Hashtag : #FaireLeMurMAD

Exposition réalisée avec le soutien de :
The Friends of the Musée des Arts Décoratifs

Partenaires médias

Présentation
Lendemain de fête, 1948
Société française des papiers peints SANITEX, dessinateurs : Léonore Fini et Jacques Hincelin, collection « Édition d’art », papier à pâte mécanique, impression au cylindre.
© MAD, Paris / photo : Jean Tholance

Le titre de l’exposition, « Faire le mur », fait référence aux différents usages permis par le papier peint qui participe à la construction et à l’ornementation d’une paroi murale. À travers plusieurs thématiques développées dans six salles dédiées à l’événement, techniques et époques se mêlent sans ordre chronologique. Des papiers anciens côtoient des pièces contemporaines afin d’illustrer les méthodes de production, les typologies et les formes se répètent, qui changent ou évoluent au rythme de l’histoire de l’art. Le papier peint n’est pas juste une surface couvrante. Il crée des univers nouveaux, des sensations ou encore des ambiances nécessitant des procédés de fabrication complexes. Les motifs, les rendus chromatiques et lumineux, transforment notre perception de l’espace, jusqu’à même laisser apparaitre des architectures fictives et des effets de trompe-l’œil. Ces différents types de papiers sont, certes, les témoignages d’une richesse créative, mais ils sont avant tout des acteurs iconiques dans l’histoire des styles et des tendances, reflétant ainsi le goût et les mœurs d’une époque.

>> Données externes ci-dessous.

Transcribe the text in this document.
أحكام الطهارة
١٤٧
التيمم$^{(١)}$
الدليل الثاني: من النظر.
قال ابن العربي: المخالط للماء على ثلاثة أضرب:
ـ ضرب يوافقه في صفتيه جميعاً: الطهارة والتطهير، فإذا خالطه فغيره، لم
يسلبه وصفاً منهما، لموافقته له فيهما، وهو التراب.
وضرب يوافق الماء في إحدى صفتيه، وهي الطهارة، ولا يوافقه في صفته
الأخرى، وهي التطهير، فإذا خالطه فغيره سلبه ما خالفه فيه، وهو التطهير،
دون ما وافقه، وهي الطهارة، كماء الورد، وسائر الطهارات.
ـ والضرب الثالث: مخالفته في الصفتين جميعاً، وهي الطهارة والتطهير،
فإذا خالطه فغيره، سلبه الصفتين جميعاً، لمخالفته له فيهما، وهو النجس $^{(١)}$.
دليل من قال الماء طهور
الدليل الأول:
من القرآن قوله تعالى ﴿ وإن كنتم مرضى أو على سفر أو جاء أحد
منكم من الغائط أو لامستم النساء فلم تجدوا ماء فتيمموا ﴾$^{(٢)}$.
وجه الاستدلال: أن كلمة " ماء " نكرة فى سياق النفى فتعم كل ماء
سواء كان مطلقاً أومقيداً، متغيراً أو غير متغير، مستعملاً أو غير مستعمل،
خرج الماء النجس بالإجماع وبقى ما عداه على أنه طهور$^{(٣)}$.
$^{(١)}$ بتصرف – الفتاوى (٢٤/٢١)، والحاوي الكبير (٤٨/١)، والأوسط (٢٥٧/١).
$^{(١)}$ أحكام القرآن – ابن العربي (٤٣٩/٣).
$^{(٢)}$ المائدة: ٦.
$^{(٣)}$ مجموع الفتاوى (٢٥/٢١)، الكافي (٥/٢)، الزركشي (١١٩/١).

La première salle, au titre évocateur « Anoblir le mur », renvoie à une expression utilisée par les spécialistes qui définissent « l’anoblissement » comme étant un procédé d’embellissement des tissus. Dans le cadre de l’exposition, ce terme est cette fois-ci appliqué au papier peint, afin d’insister sur la capacité de ce dernier à enjoliver les parois murales. Ces attributs de l’ornementation sont illustrés par des pièces maîtresses, telles que les impressions en arabesque du XVIIIe siècle réalisées par la célèbre manufacture Réveillon ou encore par des créations contemporaines du Studio Job et Timorous Beasties. En respectant les normes esthétiques établies, le papier peint est non seulement un objet décoratif, mais il est plus généralement le reflet d’une culture et d’un art de vivre.

Sans titre, 1905
Henri Sauvage, dessinateur et éditeur, papier teinté, impression au pochoir
© MAD, Paris / photo : Jean Tholance

La deuxième salle, « Imaginer le mur », met l’accent sur les genres artistiques inventés et réinterprétés au fil des siècles, avec des papiers peints tels que ceux d’André Groult, Émile-Jacques Ruhlmann, André Mare, René Fumeron et Léonor Fini. Ces œuvres évoquent certains savoir-faire traditionnels, mais également des approches novatrices offrant un nouveau souffle à la décoration d’intérieur.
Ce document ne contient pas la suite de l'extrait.